Tout cela pour dire que Macky Sall, tout comme l’opposition, doivent assouplir leur position. Mais celui à qui incombe le plus cette responsabilité de prendre davantage de la hauteur, eh bien c’est le président de la république à qui sont confiées les rênes du pays.

L’opposition comme le pouvoir devraient de même pouvoir s’inspirer de Me Wade. Me Abdoulaye Wade, “gaindé” et “leuk” en même temps, savait aussi manier les bonnes vertus de la discussion. Il laissait toujours des brèches et une ouverture pour désamorcer la “bombe” avant qu’elle n’éclate, au prix souvent de sa crédibilité politique. C’est bien cette posture qu’il partageait avec des hommes à l’intégrité reconnue tels que Maguette Thiam, Dansokho, Bathily, etc. Ce qui a rendu possible les différents gouvernements d’union que le Sénégal a connus dans les années 90. C’est aussi cela la différence fondamentale entre le “Bleu en chef”’ de la période des braises et les nouveaux caïds de la pègre politique.

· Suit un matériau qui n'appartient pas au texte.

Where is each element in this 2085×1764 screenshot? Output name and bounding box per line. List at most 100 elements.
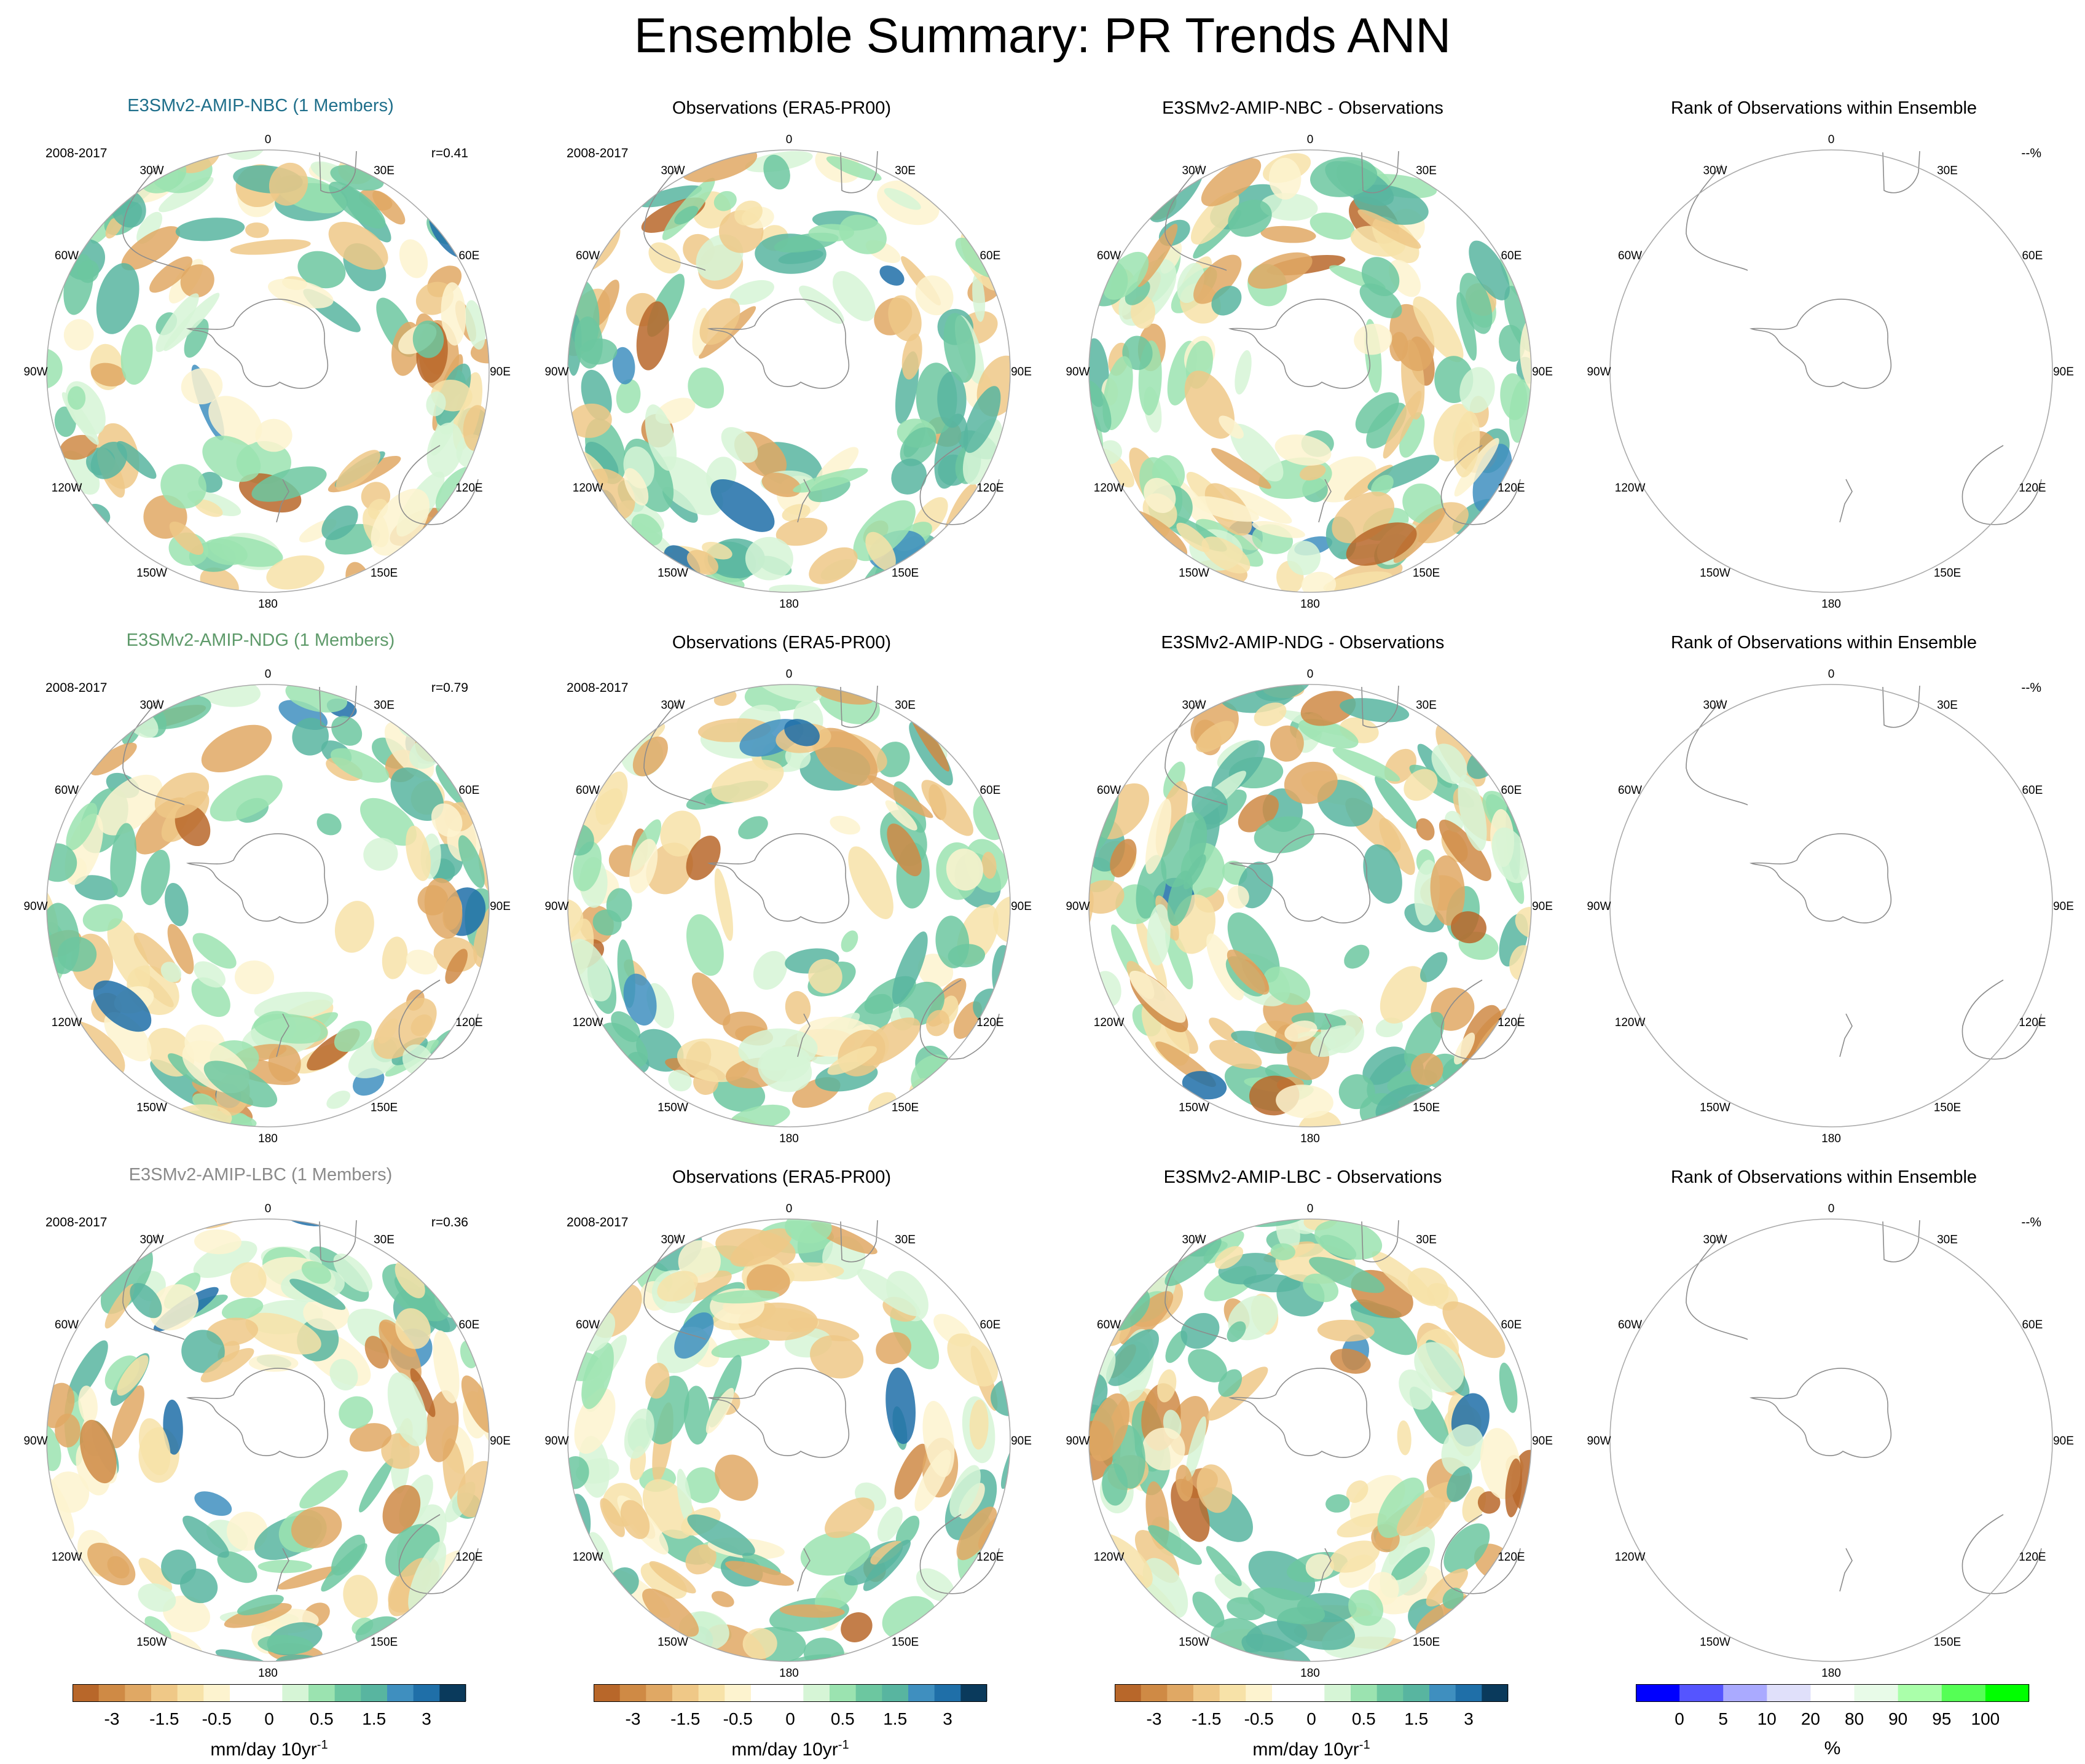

Se mettre à l’esprit qu’il faille tout  détruire pour arriver à imposer un rapport de forces à même de faire trembler le pouvoir en place, relève d’une courte vue. Nous sommes un pays pauvre qui ne compte que sur ses recettes classiques que sont celles issues principalement de la Douane et des Impôts. Si on ajoute à cela, un secteur privé faible et un niveau d’endettement élevé, il y a de quoi réfléchir avant d’affaiblir cette économie qui se cherche depuis bien longtemps avec un programme Sénégal Émergent sur lequel, on peut se poser la question sur ses résultats. Anéantir le peu de choses que nous avons mis du temps à édifier, ne peut nullement être une vocation.  Il n’y a d'ailleurs que ceux qui ont expérimenté la violence qui comprennent finalement la nécessité de cultiver la paix.